“I’m glad it wasn’t Miss Betty he sent for; we could not spare her just yet, though no doubt she will be going from us some of these days, too, and it will be a lucky man that takes her. Get out of that, Joey,” to Foxy Joe; “what are ye waitin’ for? why don’t ye take them ribs up to the Glebe when ye know they dine at two o’clock.”

“I was just waiting on Miss Redmond to give her joy! You will not forget poor Joey, miss—will ye?” And he eyed her with an expression of latent cunning.

Belle glanced at him scornfully, and made no reply.

“You will remember the hand I had in it, won’t ye, miss?” he repeated in a louder key.

“I don’t know what you are talking about,” returned Belle, haughtily, now preparing to leave the shop, which was filling fast with respectable customers.

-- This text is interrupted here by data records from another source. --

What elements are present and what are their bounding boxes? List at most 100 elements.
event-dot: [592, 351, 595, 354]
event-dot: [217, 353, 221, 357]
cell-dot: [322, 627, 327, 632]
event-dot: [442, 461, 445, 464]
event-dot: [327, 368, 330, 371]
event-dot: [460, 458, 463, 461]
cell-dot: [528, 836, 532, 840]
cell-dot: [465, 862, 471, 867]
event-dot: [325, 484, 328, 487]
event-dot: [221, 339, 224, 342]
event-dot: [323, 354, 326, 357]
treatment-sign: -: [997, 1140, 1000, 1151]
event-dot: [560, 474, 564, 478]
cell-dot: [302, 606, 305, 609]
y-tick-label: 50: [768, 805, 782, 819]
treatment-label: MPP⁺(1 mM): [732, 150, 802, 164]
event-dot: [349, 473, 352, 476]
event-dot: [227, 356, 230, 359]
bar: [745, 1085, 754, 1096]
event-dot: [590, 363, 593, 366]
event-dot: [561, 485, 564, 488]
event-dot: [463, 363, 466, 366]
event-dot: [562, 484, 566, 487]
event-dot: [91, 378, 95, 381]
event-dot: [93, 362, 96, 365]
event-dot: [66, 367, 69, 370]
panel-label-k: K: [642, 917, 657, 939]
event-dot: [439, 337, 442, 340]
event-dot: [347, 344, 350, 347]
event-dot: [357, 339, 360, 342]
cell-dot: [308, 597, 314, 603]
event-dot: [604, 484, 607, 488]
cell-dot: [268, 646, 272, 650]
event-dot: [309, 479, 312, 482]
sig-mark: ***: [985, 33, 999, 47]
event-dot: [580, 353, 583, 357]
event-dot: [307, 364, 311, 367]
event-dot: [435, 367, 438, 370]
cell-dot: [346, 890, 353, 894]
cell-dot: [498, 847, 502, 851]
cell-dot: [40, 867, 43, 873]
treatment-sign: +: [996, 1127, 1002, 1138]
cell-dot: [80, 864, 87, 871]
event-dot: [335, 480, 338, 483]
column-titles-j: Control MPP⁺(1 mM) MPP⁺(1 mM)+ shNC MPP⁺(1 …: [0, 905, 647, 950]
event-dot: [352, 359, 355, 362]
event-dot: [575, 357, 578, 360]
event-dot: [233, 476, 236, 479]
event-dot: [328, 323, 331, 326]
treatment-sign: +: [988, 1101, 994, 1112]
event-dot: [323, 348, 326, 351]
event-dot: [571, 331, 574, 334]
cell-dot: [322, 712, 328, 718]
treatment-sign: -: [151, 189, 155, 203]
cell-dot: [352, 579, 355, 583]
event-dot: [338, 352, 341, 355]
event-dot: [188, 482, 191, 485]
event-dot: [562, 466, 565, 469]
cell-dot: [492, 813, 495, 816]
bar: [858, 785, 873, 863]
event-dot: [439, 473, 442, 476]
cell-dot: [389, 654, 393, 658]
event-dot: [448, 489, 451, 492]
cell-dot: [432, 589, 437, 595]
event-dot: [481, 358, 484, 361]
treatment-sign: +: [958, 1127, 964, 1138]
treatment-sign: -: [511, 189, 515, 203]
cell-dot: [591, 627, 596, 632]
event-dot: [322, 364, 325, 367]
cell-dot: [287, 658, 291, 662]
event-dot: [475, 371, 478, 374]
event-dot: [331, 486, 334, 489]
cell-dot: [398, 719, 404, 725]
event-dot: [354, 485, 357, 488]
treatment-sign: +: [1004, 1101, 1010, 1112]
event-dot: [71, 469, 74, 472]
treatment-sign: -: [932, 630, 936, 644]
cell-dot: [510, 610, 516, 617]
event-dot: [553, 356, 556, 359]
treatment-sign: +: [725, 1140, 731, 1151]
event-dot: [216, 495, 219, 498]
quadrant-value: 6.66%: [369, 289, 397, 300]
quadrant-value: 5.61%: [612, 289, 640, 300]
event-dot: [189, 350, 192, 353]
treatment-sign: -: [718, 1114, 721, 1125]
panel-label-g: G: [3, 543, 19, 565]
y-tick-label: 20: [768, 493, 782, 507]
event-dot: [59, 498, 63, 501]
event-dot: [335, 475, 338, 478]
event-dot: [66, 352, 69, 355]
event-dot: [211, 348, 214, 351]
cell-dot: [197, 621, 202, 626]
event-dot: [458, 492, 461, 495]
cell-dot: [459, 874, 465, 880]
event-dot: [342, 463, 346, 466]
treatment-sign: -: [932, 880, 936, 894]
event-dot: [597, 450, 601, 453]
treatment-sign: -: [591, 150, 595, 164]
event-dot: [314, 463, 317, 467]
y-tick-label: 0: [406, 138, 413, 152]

Foxy Joe, who, I am sorry to say, had already been at Nolan’s, partaking of an early glass, and had imbibed what is generally known as the “cross drop,” was not to be thus set aside.

“Sure, I am talking of all the love letters I carried for you, miss,” he answered in an angry scream, “when he was at home. Begorra, ye were a terrible young lady with the pen! as many as four to his wan, and I was always to wait for an answer; bedad, he was not in the same hurry! And ye never give me a copper, not a hate but an old neck-tie, and promises—Faix!—ye must make it up to me now.”

Here a violent clout from Mrs. Maccabe’s ox tail reduced him to a whimpering silence, and then he roared out:

“And can’t ye let me alone, and what harm am I doing ye—Bridgey Maccabe?”

“How dar ye spake to your betters like that, ye dirty little tell-tale whelp?” she demanded furiously. “I’ll have to get shut of ye, I’m thinking—body—sleeves—and trimmings.”